Out on the porch, between shots, he tells you
things you've always known, how the past
and the future are lovers spooning
in bed, and the present is how they don't
quite fit together. For instance, he says,
take that moon, and then he does,
plucking it out of the sky like a lemon
from a tree. It's not a moon at all,
it never was: it's the prettiest moment
you've ever seen, big as a beach ball,
skin like a nectarine. You could do anything
in a moment like that--you could fall
asleep in a pile of warm laundry.
You could call your estranged mother
or rollerskate over a burning bridge.
And now the summer of 2013 is lifting it
over his head. And now he's bringing it down
across the railing, and now it splits open
and the juice trickles out, the unadulterated
juice of authentic, one-hundred-percent-real
time. And now he's filling his cupped palms,
he's lifting them to your mouth, and he whispers,
Now that's what I call lemonade.

 

 

 

TRANSACTIVE MEMORY

 

We met in a bar the width
of a hallway leading nowhere.
You asked me my sign in a neutral
tone. I covered my mouth
with a placemat when I yawned.
I read to you from a book
of burnt-out matches.

 

You said you didn't want to put
labels on it, but I'd just bought
a label maker. You looked at a fern.
You opened the fridge.
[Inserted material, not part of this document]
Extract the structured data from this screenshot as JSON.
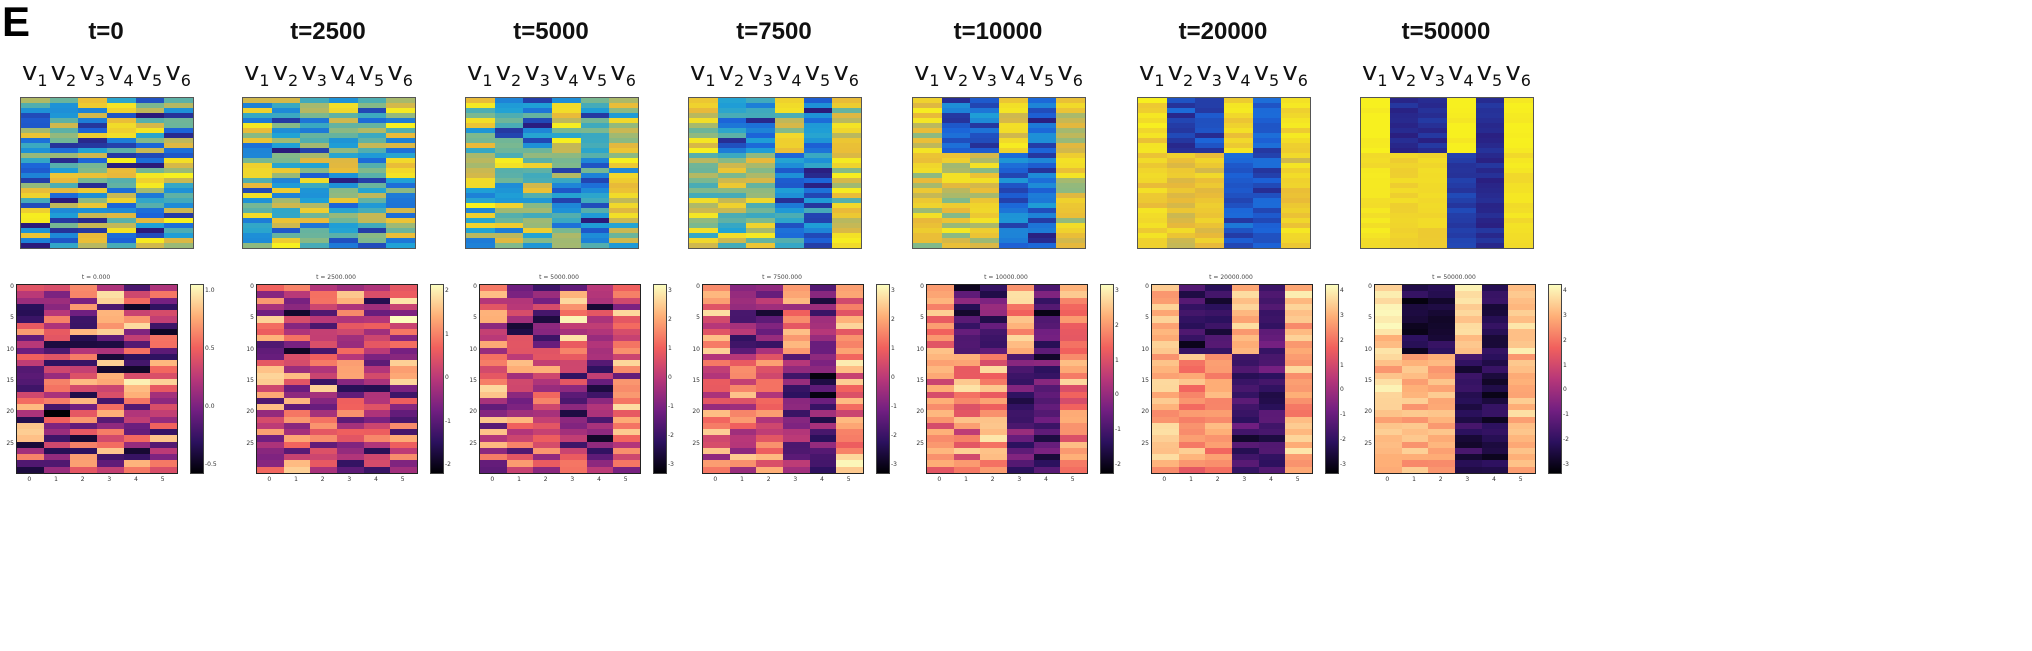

You described
your past as a reluctant ode
to Shopper's Drug Mart. I fell
asleep in a pile of sporting goods.

 

For years I worked under the table,
that one from the phrase "farm to table,"
while you wrote a thesis on transit anger.
We argued like agnostics resorting
to prayer. You asked me, "When does
The Wire get good?" I felt complicit
in your library fines.

 

You drifted into your thirties
like a polar bear on an iceberg.
I wouldn't stop yelling "enhance!"
at the view from the kitchen
window. At night I translated
my sorrow bump by bump
from the braille of a bucket of Lego.

 

I pursued an aesthetic impulse
into the suburbs. The train slid
over the rooftops like a runaway
attic suite. I curled up inside my fear
like a tuba player in his instrument.
The sky stripped off its blue negligée.
A voice told me where I was.

 

You waited with your blinker on
for the intersection to clear.
I tended to the campfire of my vices.
On a road trip, you vanished
into the space between rest stops.
When you came back, you spoke
authentic American boredom.
You buried bulbs with a tiny shovel.

 

You scrubbed the floor like a storm
erasing the names from a map.
I invested my bingo winnings
in abstract pornography.
We fought in parking lots
where pigeons shuffled around
like hungry slippers.

 

The campus, at night, was roofed
in blue light. The rain seemed
to fall from a stadium ceiling.
We whispered our WiFi password
to the flowers. At midnight, a thousand
coupons expired in a drawer and ivy
climbed the walls like slow, green flame.